The hearing will mark another chapter in a grinding legislative battle over the bill, which has exposed the Conservative government to broad international criticism from the likes of the International Committee of the Red Cross.

Canada signed the Convention on Cluster Munitions in 2008, but has yet to ratify the treaty because of a contentious clause in its bill that would still allow Canadian Forces personnel to be indirectly involved in the use of the weapons.

The government argues the bill, in its current form, is needed to preserve the military’s ability to participate in joint operations with the United States, which opposes the treaty, and still reserves the right to use the weapons.

Last fall, the Commons foreign affairs committee allowed a one-word amendment that removed the word “using” in a key part of the bill, but retained it in other sections. That meant the bill now clearly prohibits Canadian military personnel from directly using the weapons, but doesn’t completely rule out less direct involvement in combined operations.

“The bill was amended very, very slightly, but we think there are some areas where it can still be tidied up because there are still references to ‘use’ in the bill and we’d like to see those removed,” said Paul Hannon, the executive director of Mines Action Canada.

The senators will also hear from Louise Bradach, whose son, 21-year U.S. Marine Cpl. Travis Bradach-Nall, was killed in southern Iraq in July 2003 while helping to clear cluster bombs that had failed to explode — a U.S.-made weapon fired by his own comrades in arms.

“If you really, really look inside your soul, I cannot believe that you could say, ‘No, we need to use loopholes,'” she said in an interview.

“I would say, ‘No, hard and firm, we’re not using it,’ I don’t want to be part of saying, ‘Yes, it’s OK to use it.'”

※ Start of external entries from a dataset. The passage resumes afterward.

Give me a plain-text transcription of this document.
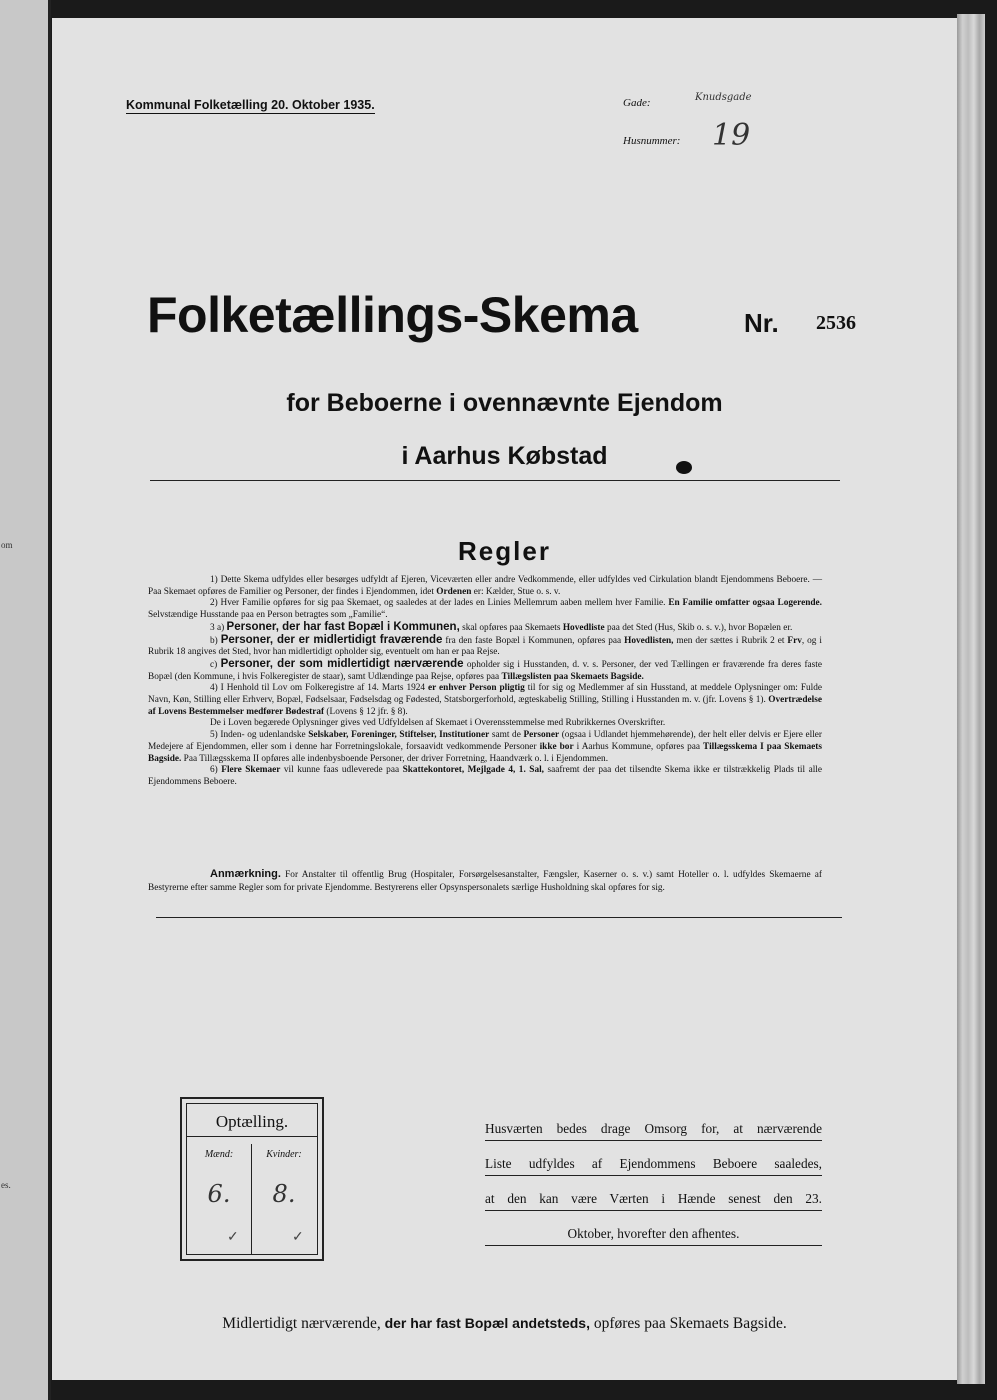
om
es.
Kommunal Folketælling 20. Oktober 1935.	Gade:	Knudsgade
Husnummer: 19
Folketællings-Skema	Nr. 2536
for Beboerne i ovennævnte Ejendom
i Aarhus Købstad
Regler

1) Dette Skema udfyldes eller besørges udfyldt af Ejeren, Viceværten eller andre Vedkommende, eller udfyldes ved Cirkulation blandt Ejendommens Beboere. — Paa Skemaet opføres de Familier og Personer, der findes i Ejendommen, idet Ordenen er: Kælder, Stue o. s. v.

2) Hver Familie opføres for sig paa Skemaet, og saaledes at der lades en Linies Mellemrum aaben mellem hver Familie. En Familie omfatter ogsaa Logerende. Selvstændige Husstande paa en Person betragtes som „Familie“.

3 a) Personer, der har fast Bopæl i Kommunen, skal opføres paa Skemaets Hovedliste paa det Sted (Hus, Skib o. s. v.), hvor Bopælen er.

b) Personer, der er midlertidigt fraværende fra den faste Bopæl i Kommunen, opføres paa Hovedlisten, men der sættes i Rubrik 2 et Frv, og i Rubrik 18 angives det Sted, hvor han midlertidigt opholder sig, eventuelt om han er paa Rejse.

c) Personer, der som midlertidigt nærværende opholder sig i Husstanden, d. v. s. Personer, der ved Tællingen er fraværende fra deres faste Bopæl (den Kommune, i hvis Folkeregister de staar), samt Udlændinge paa Rejse, opføres paa Tillægslisten paa Skemaets Bagside.

4) I Henhold til Lov om Folkeregistre af 14. Marts 1924 er enhver Person pligtig til for sig og Medlemmer af sin Husstand, at meddele Oplysninger om: Fulde Navn, Køn, Stilling eller Erhverv, Bopæl, Fødselsaar, Fødselsdag og Fødested, Statsborgerforhold, ægteskabelig Stilling, Stilling i Husstanden m. v. (jfr. Lovens § 1). Overtrædelse af Lovens Bestemmelser medfører Bødestraf (Lovens § 12 jfr. § 8).

De i Loven begærede Oplysninger gives ved Udfyldelsen af Skemaet i Overensstemmelse med Rubrikkernes Overskrifter.

5) Inden- og udenlandske Selskaber, Foreninger, Stiftelser, Institutioner samt de Personer (ogsaa i Udlandet hjemmehørende), der helt eller delvis er Ejere eller Medejere af Ejendommen, eller som i denne har Forretningslokale, forsaavidt vedkommende Personer ikke bor i Aarhus Kommune, opføres paa Tillægsskema I paa Skemaets Bagside. Paa Tillægsskema II opføres alle indenbysboende Personer, der driver Forretning, Haandværk o. l. i Ejendommen.

6) Flere Skemaer vil kunne faas udleverede paa Skattekontoret, Mejlgade 4, 1. Sal, saafremt der paa det tilsendte Skema ikke er tilstrækkelig Plads til alle Ejendommens Beboere.

Anmærkning. For Anstalter til offentlig Brug (Hospitaler, Forsørgelsesanstalter, Fængsler, Kaserner o. s. v.) samt Hoteller o. l. udfyldes Skemaerne af Bestyrerne efter samme Regler som for private Ejendomme. Bestyrerens eller Opsynspersonalets særlige Husholdning skal opføres for sig.
Optælling.
Mænd:
6.
✓
Kvinder:
8.
✓
Husværten bedes drage Omsorg for, at nærværende
Liste udfyldes af Ejendommens Beboere saaledes,
at den kan være Værten i Hænde senest den 23.
Oktober, hvorefter den afhentes.
Midlertidigt nærværende, der har fast Bopæl andetsteds, opføres paa Skemaets Bagside.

Last month, at the international meeting of states party to the treaty, Canada announced that it had destroyed its stockpile of cluster munitions — a sign that amendments to the bill are still possible, Hannon said.

“It’s the first time in years I heard Canada applauded when they made a statement,” he said. “And there was a solid round of applause for Canada when they announced they had destroyed the stockpile.”

The Canadian Forces have never used the weapon, and a directive from the office of the chief of the defence staff issued several years ago prohibits their use.

Hannon is also buoyed by the fact that the United States recently announced that it would no longer use anti-personnel mines, a cousin to the cluster bomb, except in the Korean Peninsula.

“Specifically, the United States is aligning our APL (antipersonnel landmines) policy outside the Korean Peninsula with the key requirements of the Ottawa Convention,” said a statement last month by the U.S. State Department.

Canada spearheaded the international treaty to ban landmines in the 1990s over the objections of its key ally, the U.S., which has ignored that treaty as well. But it has kept a low profile in the ongoing campaign against cluster bombs.

MacCormac said he would like to see Canada take a global leadership role as it did with the Ottawa Convention by passing an airtight cluster-bomb bill.

“That does not for me involve creating situations where it is possible for members of a state party to engage in acts that the convention itself seeks to prohibit,” he said.

“From a clearance perspective, there is very little difference frankly between leftover landmines and leftover cluster munitions. They both cause death and injury to parties many years after the event.”